La famille est le thème universel choisi par le très talentueux Gu Xiaogang pour son premier film intitulé « Séjour dans les Monts Fuchun ». Dans la famille des héros de ce film apparaissent des difficultés et des questionnements auxquels il faut faire face: la maladie de l’aïeul qui crée une situation de dépendance, les conflits entre frères, l’entrée dans l’âge adulte des enfants devenus grands… Le spectateur ressent ainsi une grande proximité pour tous les personnages confrontés, quelque soit leur âge ou leur place dans la famille, aux difficultés de l’existence.
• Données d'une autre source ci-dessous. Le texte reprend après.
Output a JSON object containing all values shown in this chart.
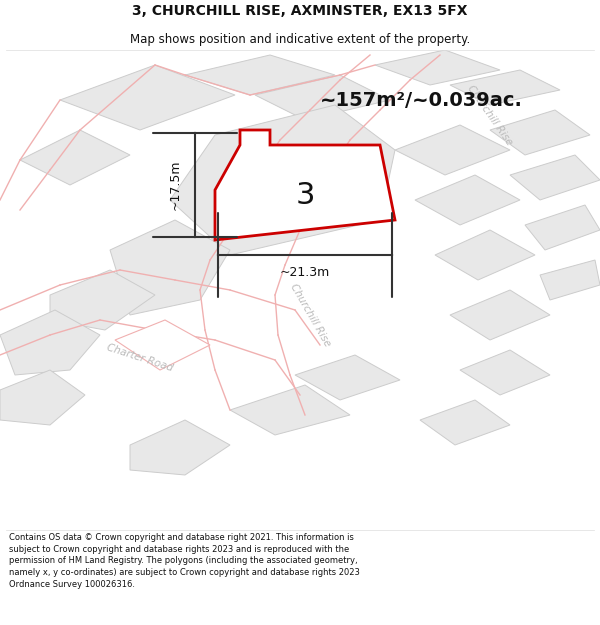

Le film est aussi politique quand il montre à quel point la société chinoise s’est occidentalisée. Il est question de maison de retraite pour la grand-mère diminuée, alors que la tradition voudrait qu’elle reste auprès de l’un de ses fils, au nombre de quatre. De même, le mariage de la fille de l’aîné de la famille pose problème car elle refuse de se plier au refus de sa mère de la voir s’unir avec un enseignant, aux ressources financières jugées trop faibles. Le poids de la tradition, le désir d’émancipation, la volonté d’indépendance des jeunes générations, autant de thèmes abordés avec beaucoup de finesse.

Comme dans toutes les familles, les conflits existent. L’un des quatre frères est un escroc, il gagne son argent de façon illégale et ses inconséquences ont des répercussions graves. A l’instar de sa nièce dont il est proche, il est en rupture. Il s’éloigne un temps avec son fils handicapé. Mais l’amour est là qui rend la réconciliation possible.

Le film est marquant par sa maîtrise formelle. De longs et impressionnants plans-séquences subliment la nature toujours présente dans ce coin de Chine malgré l’urbanisation et la modernisation de l’habitat. Les saisons défilent, le temps passe de façon inexorable. Ces plans d’une grande beauté resteront longtemps dans la mémoire du spectateur.